With under a minute of preparation time and an inability to determine whether to call him “K.C.” or “Casey,” Hummel sat down with Johnson for frantic preparations in what would ultimately be their first-ever NBA broadcasting experience.

Johnson said he felt he could work seamlessly in some moments with the veteran announcer in an early-January blog post though it was their first time working together.

“Even though we sat apart, I felt connected,” Johnson said. “He’s really, really good at analysis.”

Hummel’s rise in broadcasting fame was almost inevitable. His natural speaking ability paired almost perfectly with the basketball proficiency he built from his decades of playing experience, along with his ability to effectively prepare for seemingly any situation, Smith said in a Tuesday interview.

Hummel said his process originated from the SportscasterU programs hosted by ESPN, replicating game sheets from the now-“Voice of the Orange” in Syracuse TV and radio play-by-play announcer Matt Park into an easy-to-understand format for almost every team he could think of. He combines the sheets with Synergy Sports, a scouting site designed to showcase player replays and highlights, for every team’s top-10 players.

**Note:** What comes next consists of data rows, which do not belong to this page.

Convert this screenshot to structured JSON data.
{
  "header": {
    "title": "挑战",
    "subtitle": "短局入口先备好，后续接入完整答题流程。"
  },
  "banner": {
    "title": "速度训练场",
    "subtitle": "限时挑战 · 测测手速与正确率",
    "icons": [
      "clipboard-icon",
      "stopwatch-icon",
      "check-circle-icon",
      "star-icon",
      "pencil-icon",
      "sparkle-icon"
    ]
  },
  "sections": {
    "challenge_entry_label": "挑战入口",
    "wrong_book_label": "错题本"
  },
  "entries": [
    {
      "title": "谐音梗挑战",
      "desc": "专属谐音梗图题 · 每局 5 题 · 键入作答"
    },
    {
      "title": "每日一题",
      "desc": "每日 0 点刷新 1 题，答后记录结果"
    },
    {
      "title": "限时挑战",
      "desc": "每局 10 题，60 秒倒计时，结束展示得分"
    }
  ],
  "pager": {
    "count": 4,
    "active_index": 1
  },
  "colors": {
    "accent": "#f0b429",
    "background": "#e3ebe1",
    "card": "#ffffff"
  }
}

The prep process, including compiling stats and watching replays, can take four to five hours per team depending on how important a matchup is and how much information is available.

“He’s incredibly prepared,” Smith said. “He takes every game he goes into and treats it like he’s preparing a scouting report for it. That’s why he has elevated so quickly as a broadcaster.”

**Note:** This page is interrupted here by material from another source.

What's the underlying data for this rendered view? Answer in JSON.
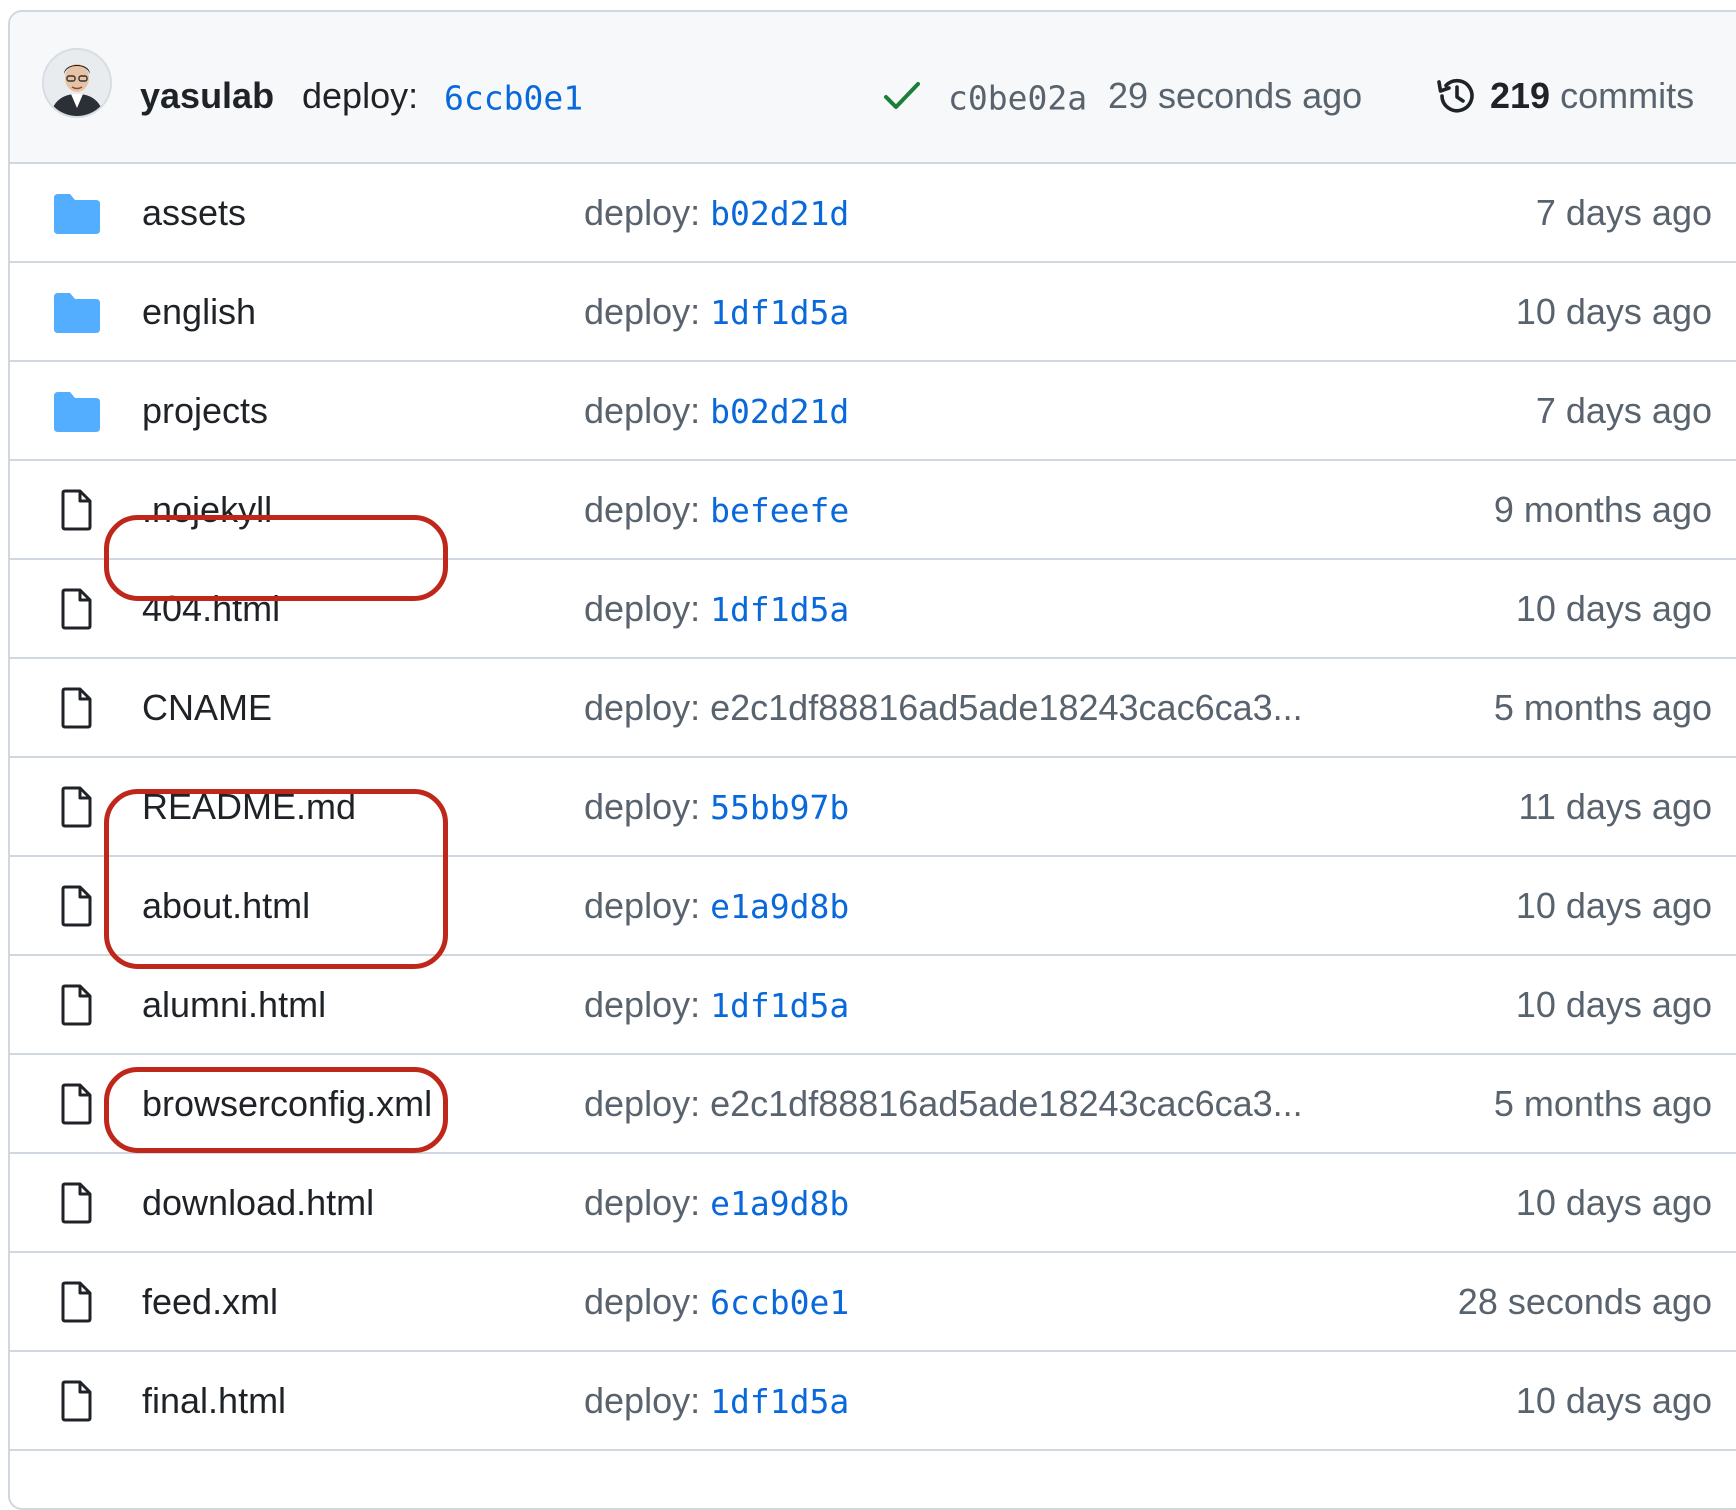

In five years, the former Boilermaker had the chance to work with Benetti, Big Ten Networks sportscaster Kevin Kugler and Fox Sports broadcaster Brandon Gaudin, among others, while hosting a podcast with Stadium basketball analyst Jeff Goodman. Benetti and Hummel started a short Twitter series called “Bad Basketball,” where the two competed in friendly matches and referenced some of Hummel’s Purdue memories in some of college basketball’s biggest arenas.

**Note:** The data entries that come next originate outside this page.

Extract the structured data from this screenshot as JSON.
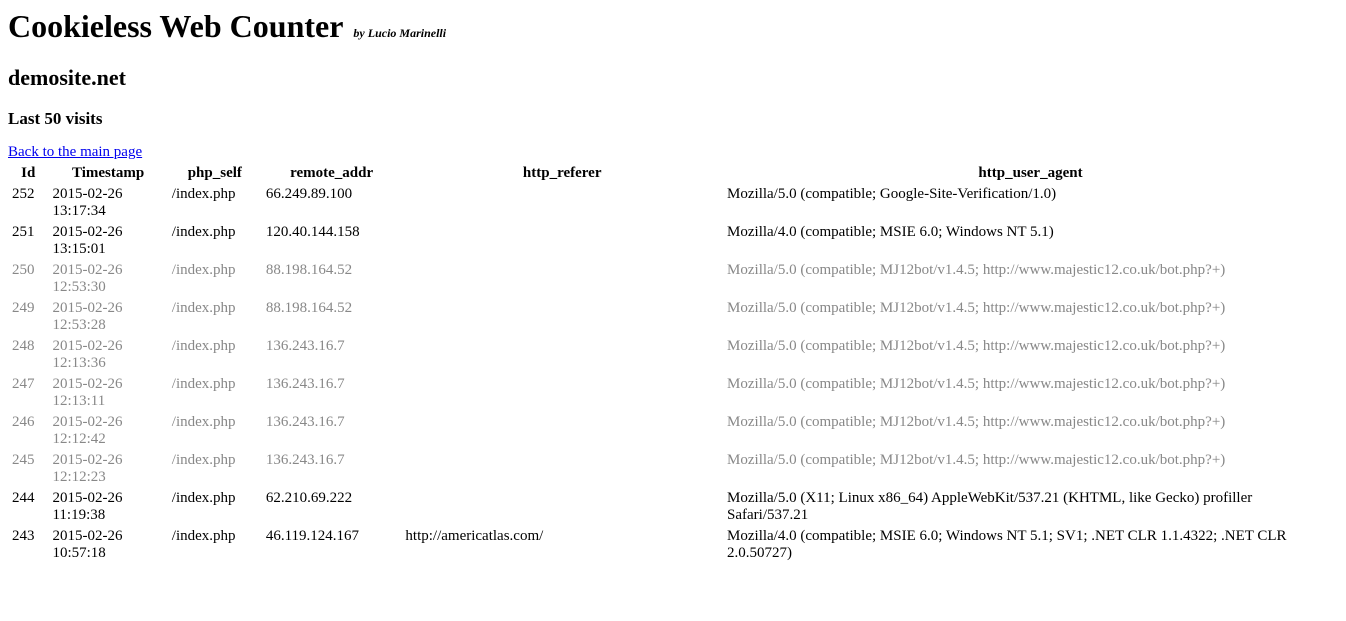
{
  "title": "Cookieless Web Counter",
  "byline": "by Lucio Marinelli",
  "site": "demosite.net",
  "subtitle": "Last 50 visits",
  "back_link": "Back to the main page",
  "columns": [
    "Id",
    "Timestamp",
    "php_self",
    "remote_addr",
    "http_referer",
    "http_user_agent"
  ],
  "rows": [
    {
      "id": "252",
      "ts": "2015-02-26 13:17:34",
      "self": "/index.php",
      "addr": "66.249.89.100",
      "ref": "",
      "ua": "Mozilla/5.0 (compatible; Google-Site-Verification/1.0)",
      "dimmed": false
    },
    {
      "id": "251",
      "ts": "2015-02-26 13:15:01",
      "self": "/index.php",
      "addr": "120.40.144.158",
      "ref": "",
      "ua": "Mozilla/4.0 (compatible; MSIE 6.0; Windows NT 5.1)",
      "dimmed": false
    },
    {
      "id": "250",
      "ts": "2015-02-26 12:53:30",
      "self": "/index.php",
      "addr": "88.198.164.52",
      "ref": "",
      "ua": "Mozilla/5.0 (compatible; MJ12bot/v1.4.5; http://www.majestic12.co.uk/bot.php?+)",
      "dimmed": true
    },
    {
      "id": "249",
      "ts": "2015-02-26 12:53:28",
      "self": "/index.php",
      "addr": "88.198.164.52",
      "ref": "",
      "ua": "Mozilla/5.0 (compatible; MJ12bot/v1.4.5; http://www.majestic12.co.uk/bot.php?+)",
      "dimmed": true
    },
    {
      "id": "248",
      "ts": "2015-02-26 12:13:36",
      "self": "/index.php",
      "addr": "136.243.16.7",
      "ref": "",
      "ua": "Mozilla/5.0 (compatible; MJ12bot/v1.4.5; http://www.majestic12.co.uk/bot.php?+)",
      "dimmed": true
    },
    {
      "id": "247",
      "ts": "2015-02-26 12:13:11",
      "self": "/index.php",
      "addr": "136.243.16.7",
      "ref": "",
      "ua": "Mozilla/5.0 (compatible; MJ12bot/v1.4.5; http://www.majestic12.co.uk/bot.php?+)",
      "dimmed": true
    },
    {
      "id": "246",
      "ts": "2015-02-26 12:12:42",
      "self": "/index.php",
      "addr": "136.243.16.7",
      "ref": "",
      "ua": "Mozilla/5.0 (compatible; MJ12bot/v1.4.5; http://www.majestic12.co.uk/bot.php?+)",
      "dimmed": true
    },
    {
      "id": "245",
      "ts": "2015-02-26 12:12:23",
      "self": "/index.php",
      "addr": "136.243.16.7",
      "ref": "",
      "ua": "Mozilla/5.0 (compatible; MJ12bot/v1.4.5; http://www.majestic12.co.uk/bot.php?+)",
      "dimmed": true
    },
    {
      "id": "244",
      "ts": "2015-02-26 11:19:38",
      "self": "/index.php",
      "addr": "62.210.69.222",
      "ref": "",
      "ua": "Mozilla/5.0 (X11; Linux x86_64) AppleWebKit/537.21 (KHTML, like Gecko) profiller Safari/537.21",
      "dimmed": false
    },
    {
      "id": "243",
      "ts": "2015-02-26 10:57:18",
      "self": "/index.php",
      "addr": "46.119.124.167",
      "ref": "http://americatlas.com/",
      "ua": "Mozilla/4.0 (compatible; MSIE 6.0; Windows NT 5.1; SV1; .NET CLR 1.1.4322; .NET CLR 2.0.50727)",
      "dimmed": false
    }
  ]
}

Working with national-level broadcasters in hundreds of televised games gave Hummel the confidence he needed to be a next-level broadcaster, he said. It took him a full year to truly get the repetitions needed to become an effective broadcaster, but he felt lucky to have earned those repetitions since first being recruited by the BTN and through the agent who recruited him after watching just one of his BTN broadcasts.

What’s next?

Though Hummel said he lined up more broadcasts with Amin and the Chicago Bulls, he said he hopes to continue pursuing his dream of calling NCAA tournament games.

The environment created by college basketball games remains unbeaten in the NCAA tournament in Hummel’s eyes.

“I’m certainly enjoying both,” Hummel said. “That’s a good place for me right now.”

Even after they competed in the Gold and Black over a decade ago, Smith said Hummel’s playing style and demeanor haven’t changed since coaching him in last summer’s TBT tournament. Though Hummel set his sights on a future in broadcasting, Smith said, it meant more than anything to recreate his Purdue experience with players from all across Purdue campuses and playing periods.

“When (the tournament) is over, it hits you like a brick in the head,” Smith said. “You think it’s amazing, but then you don’t have it anymore.

“Seeing (Hummel) compete in the Gold and Black again with teammates he had and hadn’t played with, hearing them tell all their stories and be together when they’re not on the court, was an amazing experience.”